Businesses without a physical presence in a state, but with customers here, will be required to collect sales and use tax. For any state to subject a vendor to sales and use tax collection obligations, the vendor must have nexus with that state — a connection between the vendor and state such as a physical presence.

Former Republican Senator George Runner, a current member of the Board of Equalization, has warned that if Skinner’s bill passes, “online retailers will terminate their relationships with the nearly 25,000 affiliates currently doing business in California. That’s what they’ve already done in other states that passed such laws, except New York, for purposes of mounting a legal challenge.”


The other online tax bill is SB 234[4], authored by Democratic Sen. Loni Hancock, also of Berkeley, which enacts a “long arm” nexus. It would allow the Board of Equalization  to force anyone it chooses, regardless of who they are or where they are located, to collect and remit to California sales and use taxes.

Runner says that, while supporters claim the state will earn an additional $150 million in tax revenue, the punitive online tax bills would cut into the $42.2 billion in sales and use tax revenue paid last year in by California businesses, by chasing the online affiliate businesses out of California forever.

The Board of Equalization reported $124 million in state income taxes paid by affiliates in 2009 — an amount which many say has increased since 2009.

Americans For Tax Reform [5]President Grover Norquist warns that what legislators across the country are really doing is setting states up to be able to tax income on out-of-state businesses. “Why California is doing this is unclear,” said Norquist. “So many businesses are already leaving the state.” Norquist said that lawmakers in smaller states have long tried to come up with schemes to tax income on out-of-state businesses. “But, this is time not spent on cutting spending,” said Norquist, who is opposed to much of what lawmakers do, since it does not involve cutting government spending.

And now, many opposed to the bills are warning that California may be tampering with the Commerce Clause in the U.S. Constitution, which gives only the U.S. Congress authority to regulate commerce among the states

Charlie Hollander, a New York diamond seller and online affiliate, does business with both Amazon and eBay. Hollandar explained that the two online retailers do business a little differently. “Amazon invoices the client directly, while eBay requires the seller to invoice and collect. And Amazon pays affiliates directly, minus a commission.” But Hollander said, Amazon deals with American sellers, while eBay has international sellers. “How are eBay sellers going to pay taxes to all of the countries, much less to all of the American states?” asked Hollander.

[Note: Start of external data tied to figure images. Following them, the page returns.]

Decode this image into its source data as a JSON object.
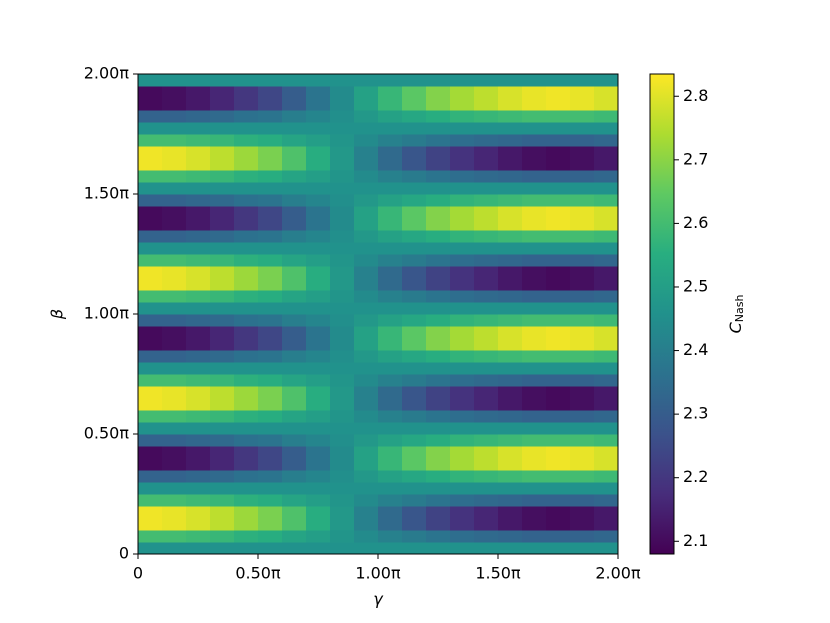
{
  "chart_data": {
    "type": "heatmap",
    "colormap": "viridis",
    "xlabel": "γ",
    "ylabel": "β",
    "colorbar_label": "C",
    "colorbar_label_sub": "Nash",
    "xlim": [
      0,
      2
    ],
    "ylim": [
      0,
      2
    ],
    "xticks": [
      {
        "value": 0,
        "label": "0"
      },
      {
        "value": 0.5,
        "label": "0.50π"
      },
      {
        "value": 1,
        "label": "1.00π"
      },
      {
        "value": 1.5,
        "label": "1.50π"
      },
      {
        "value": 2,
        "label": "2.00π"
      }
    ],
    "yticks": [
      {
        "value": 0,
        "label": "0"
      },
      {
        "value": 0.5,
        "label": "0.50π"
      },
      {
        "value": 1,
        "label": "1.00π"
      },
      {
        "value": 1.5,
        "label": "1.50π"
      },
      {
        "value": 2,
        "label": "2.00π"
      }
    ],
    "zlim": [
      2.08,
      2.835
    ],
    "zticks": [
      2.1,
      2.2,
      2.3,
      2.4,
      2.5,
      2.6,
      2.7,
      2.8
    ],
    "z": [
      [
        2.46,
        2.46,
        2.46,
        2.46,
        2.46,
        2.46,
        2.46,
        2.46,
        2.46,
        2.46,
        2.46,
        2.46,
        2.46,
        2.46,
        2.46,
        2.46,
        2.46,
        2.46,
        2.46,
        2.46
      ],
      [
        2.6,
        2.6,
        2.59,
        2.58,
        2.56,
        2.55,
        2.52,
        2.5,
        2.47,
        2.44,
        2.41,
        2.39,
        2.37,
        2.35,
        2.34,
        2.33,
        2.32,
        2.32,
        2.32,
        2.33
      ],
      [
        2.82,
        2.81,
        2.79,
        2.76,
        2.72,
        2.68,
        2.62,
        2.55,
        2.48,
        2.41,
        2.34,
        2.28,
        2.23,
        2.19,
        2.16,
        2.13,
        2.11,
        2.1,
        2.11,
        2.13
      ],
      [
        2.82,
        2.81,
        2.79,
        2.76,
        2.72,
        2.68,
        2.62,
        2.55,
        2.48,
        2.41,
        2.34,
        2.28,
        2.23,
        2.19,
        2.16,
        2.13,
        2.11,
        2.1,
        2.11,
        2.13
      ],
      [
        2.6,
        2.6,
        2.59,
        2.58,
        2.56,
        2.55,
        2.52,
        2.5,
        2.47,
        2.44,
        2.41,
        2.39,
        2.37,
        2.35,
        2.34,
        2.33,
        2.32,
        2.32,
        2.32,
        2.33
      ],
      [
        2.46,
        2.46,
        2.46,
        2.46,
        2.46,
        2.46,
        2.46,
        2.46,
        2.46,
        2.46,
        2.46,
        2.46,
        2.46,
        2.46,
        2.46,
        2.46,
        2.46,
        2.46,
        2.46,
        2.46
      ],
      [
        2.32,
        2.32,
        2.33,
        2.34,
        2.36,
        2.37,
        2.4,
        2.42,
        2.45,
        2.48,
        2.51,
        2.53,
        2.55,
        2.57,
        2.58,
        2.59,
        2.6,
        2.6,
        2.6,
        2.59
      ],
      [
        2.1,
        2.11,
        2.13,
        2.16,
        2.2,
        2.24,
        2.3,
        2.37,
        2.44,
        2.51,
        2.58,
        2.64,
        2.69,
        2.73,
        2.76,
        2.79,
        2.81,
        2.82,
        2.81,
        2.79
      ],
      [
        2.1,
        2.11,
        2.13,
        2.16,
        2.2,
        2.24,
        2.3,
        2.37,
        2.44,
        2.51,
        2.58,
        2.64,
        2.69,
        2.73,
        2.76,
        2.79,
        2.81,
        2.82,
        2.81,
        2.79
      ],
      [
        2.32,
        2.32,
        2.33,
        2.34,
        2.36,
        2.37,
        2.4,
        2.42,
        2.45,
        2.48,
        2.51,
        2.53,
        2.55,
        2.57,
        2.58,
        2.59,
        2.6,
        2.6,
        2.6,
        2.59
      ],
      [
        2.46,
        2.46,
        2.46,
        2.46,
        2.46,
        2.46,
        2.46,
        2.46,
        2.46,
        2.46,
        2.46,
        2.46,
        2.46,
        2.46,
        2.46,
        2.46,
        2.46,
        2.46,
        2.46,
        2.46
      ],
      [
        2.6,
        2.6,
        2.59,
        2.58,
        2.56,
        2.55,
        2.52,
        2.5,
        2.47,
        2.44,
        2.41,
        2.39,
        2.37,
        2.35,
        2.34,
        2.33,
        2.32,
        2.32,
        2.32,
        2.33
      ],
      [
        2.82,
        2.81,
        2.79,
        2.76,
        2.72,
        2.68,
        2.62,
        2.55,
        2.48,
        2.41,
        2.34,
        2.28,
        2.23,
        2.19,
        2.16,
        2.13,
        2.11,
        2.1,
        2.11,
        2.13
      ],
      [
        2.82,
        2.81,
        2.79,
        2.76,
        2.72,
        2.68,
        2.62,
        2.55,
        2.48,
        2.41,
        2.34,
        2.28,
        2.23,
        2.19,
        2.16,
        2.13,
        2.11,
        2.1,
        2.11,
        2.13
      ],
      [
        2.6,
        2.6,
        2.59,
        2.58,
        2.56,
        2.55,
        2.52,
        2.5,
        2.47,
        2.44,
        2.41,
        2.39,
        2.37,
        2.35,
        2.34,
        2.33,
        2.32,
        2.32,
        2.32,
        2.33
      ],
      [
        2.46,
        2.46,
        2.46,
        2.46,
        2.46,
        2.46,
        2.46,
        2.46,
        2.46,
        2.46,
        2.46,
        2.46,
        2.46,
        2.46,
        2.46,
        2.46,
        2.46,
        2.46,
        2.46,
        2.46
      ],
      [
        2.32,
        2.32,
        2.33,
        2.34,
        2.36,
        2.37,
        2.4,
        2.42,
        2.45,
        2.48,
        2.51,
        2.53,
        2.55,
        2.57,
        2.58,
        2.59,
        2.6,
        2.6,
        2.6,
        2.59
      ],
      [
        2.1,
        2.11,
        2.13,
        2.16,
        2.2,
        2.24,
        2.3,
        2.37,
        2.44,
        2.51,
        2.58,
        2.64,
        2.69,
        2.73,
        2.76,
        2.79,
        2.81,
        2.82,
        2.81,
        2.79
      ],
      [
        2.1,
        2.11,
        2.13,
        2.16,
        2.2,
        2.24,
        2.3,
        2.37,
        2.44,
        2.51,
        2.58,
        2.64,
        2.69,
        2.73,
        2.76,
        2.79,
        2.81,
        2.82,
        2.81,
        2.79
      ],
      [
        2.32,
        2.32,
        2.33,
        2.34,
        2.36,
        2.37,
        2.4,
        2.42,
        2.45,
        2.48,
        2.51,
        2.53,
        2.55,
        2.57,
        2.58,
        2.59,
        2.6,
        2.6,
        2.6,
        2.59
      ],
      [
        2.46,
        2.46,
        2.46,
        2.46,
        2.46,
        2.46,
        2.46,
        2.46,
        2.46,
        2.46,
        2.46,
        2.46,
        2.46,
        2.46,
        2.46,
        2.46,
        2.46,
        2.46,
        2.46,
        2.46
      ],
      [
        2.6,
        2.6,
        2.59,
        2.58,
        2.56,
        2.55,
        2.52,
        2.5,
        2.47,
        2.44,
        2.41,
        2.39,
        2.37,
        2.35,
        2.34,
        2.33,
        2.32,
        2.32,
        2.32,
        2.33
      ],
      [
        2.82,
        2.81,
        2.79,
        2.76,
        2.72,
        2.68,
        2.62,
        2.55,
        2.48,
        2.41,
        2.34,
        2.28,
        2.23,
        2.19,
        2.16,
        2.13,
        2.11,
        2.1,
        2.11,
        2.13
      ],
      [
        2.82,
        2.81,
        2.79,
        2.76,
        2.72,
        2.68,
        2.62,
        2.55,
        2.48,
        2.41,
        2.34,
        2.28,
        2.23,
        2.19,
        2.16,
        2.13,
        2.11,
        2.1,
        2.11,
        2.13
      ],
      [
        2.6,
        2.6,
        2.59,
        2.58,
        2.56,
        2.55,
        2.52,
        2.5,
        2.47,
        2.44,
        2.41,
        2.39,
        2.37,
        2.35,
        2.34,
        2.33,
        2.32,
        2.32,
        2.32,
        2.33
      ],
      [
        2.46,
        2.46,
        2.46,
        2.46,
        2.46,
        2.46,
        2.46,
        2.46,
        2.46,
        2.46,
        2.46,
        2.46,
        2.46,
        2.46,
        2.46,
        2.46,
        2.46,
        2.46,
        2.46,
        2.46
      ],
      [
        2.32,
        2.32,
        2.33,
        2.34,
        2.36,
        2.37,
        2.4,
        2.42,
        2.45,
        2.48,
        2.51,
        2.53,
        2.55,
        2.57,
        2.58,
        2.59,
        2.6,
        2.6,
        2.6,
        2.59
      ],
      [
        2.1,
        2.11,
        2.13,
        2.16,
        2.2,
        2.24,
        2.3,
        2.37,
        2.44,
        2.51,
        2.58,
        2.64,
        2.69,
        2.73,
        2.76,
        2.79,
        2.81,
        2.82,
        2.81,
        2.79
      ],
      [
        2.1,
        2.11,
        2.13,
        2.16,
        2.2,
        2.24,
        2.3,
        2.37,
        2.44,
        2.51,
        2.58,
        2.64,
        2.69,
        2.73,
        2.76,
        2.79,
        2.81,
        2.82,
        2.81,
        2.79
      ],
      [
        2.32,
        2.32,
        2.33,
        2.34,
        2.36,
        2.37,
        2.4,
        2.42,
        2.45,
        2.48,
        2.51,
        2.53,
        2.55,
        2.57,
        2.58,
        2.59,
        2.6,
        2.6,
        2.6,
        2.59
      ],
      [
        2.46,
        2.46,
        2.46,
        2.46,
        2.46,
        2.46,
        2.46,
        2.46,
        2.46,
        2.46,
        2.46,
        2.46,
        2.46,
        2.46,
        2.46,
        2.46,
        2.46,
        2.46,
        2.46,
        2.46
      ],
      [
        2.6,
        2.6,
        2.59,
        2.58,
        2.56,
        2.55,
        2.52,
        2.5,
        2.47,
        2.44,
        2.41,
        2.39,
        2.37,
        2.35,
        2.34,
        2.33,
        2.32,
        2.32,
        2.32,
        2.33
      ],
      [
        2.82,
        2.81,
        2.79,
        2.76,
        2.72,
        2.68,
        2.62,
        2.55,
        2.48,
        2.41,
        2.34,
        2.28,
        2.23,
        2.19,
        2.16,
        2.13,
        2.11,
        2.1,
        2.11,
        2.13
      ],
      [
        2.82,
        2.81,
        2.79,
        2.76,
        2.72,
        2.68,
        2.62,
        2.55,
        2.48,
        2.41,
        2.34,
        2.28,
        2.23,
        2.19,
        2.16,
        2.13,
        2.11,
        2.1,
        2.11,
        2.13
      ],
      [
        2.6,
        2.6,
        2.59,
        2.58,
        2.56,
        2.55,
        2.52,
        2.5,
        2.47,
        2.44,
        2.41,
        2.39,
        2.37,
        2.35,
        2.34,
        2.33,
        2.32,
        2.32,
        2.32,
        2.33
      ],
      [
        2.46,
        2.46,
        2.46,
        2.46,
        2.46,
        2.46,
        2.46,
        2.46,
        2.46,
        2.46,
        2.46,
        2.46,
        2.46,
        2.46,
        2.46,
        2.46,
        2.46,
        2.46,
        2.46,
        2.46
      ],
      [
        2.32,
        2.32,
        2.33,
        2.34,
        2.36,
        2.37,
        2.4,
        2.42,
        2.45,
        2.48,
        2.51,
        2.53,
        2.55,
        2.57,
        2.58,
        2.59,
        2.6,
        2.6,
        2.6,
        2.59
      ],
      [
        2.1,
        2.11,
        2.13,
        2.16,
        2.2,
        2.24,
        2.3,
        2.37,
        2.44,
        2.51,
        2.58,
        2.64,
        2.69,
        2.73,
        2.76,
        2.79,
        2.81,
        2.82,
        2.81,
        2.79
      ],
      [
        2.1,
        2.11,
        2.13,
        2.16,
        2.2,
        2.24,
        2.3,
        2.37,
        2.44,
        2.51,
        2.58,
        2.64,
        2.69,
        2.73,
        2.76,
        2.79,
        2.81,
        2.82,
        2.81,
        2.79
      ],
      [
        2.46,
        2.46,
        2.46,
        2.46,
        2.46,
        2.46,
        2.46,
        2.46,
        2.46,
        2.46,
        2.46,
        2.46,
        2.46,
        2.46,
        2.46,
        2.46,
        2.46,
        2.46,
        2.46,
        2.46
      ]
    ]
  }
}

Other sellers are greatly concerned as well. Loren Bendel of, a Texas native who moved to California more than 14 years ago to pursue internet opportunities warned, “If California is not careful, they will actually be creating incentives to start businesses in other states. California is no longer the center of innovation and technology and creative breeding ground. People have other choices now.”

The fight between pro-business and pro-tax advocates appears to be growing more contentious. One would think that any legislation which creates opportunities for more private sector jobs would be championed by both political parties. More jobs means a larger base of taxpayers in the state.

Instead, with single party rule in California, we keep seeing legislation increasing taxes, and bills creating new taxing opportunities within the state. Legislation alleviating regulations or creating opportunities for business are killed almost immediately or during the committee process.

This is the third time internet tax legislation has been introduced in California.

AB 153 was passed by the Assembly 50-21, and is in the Senate.

SB 234 was passed by the Senate 22-17 and is in the Assembly.

Both bills were passed on party lines in the legislative committees, and in both houses of the Legislature.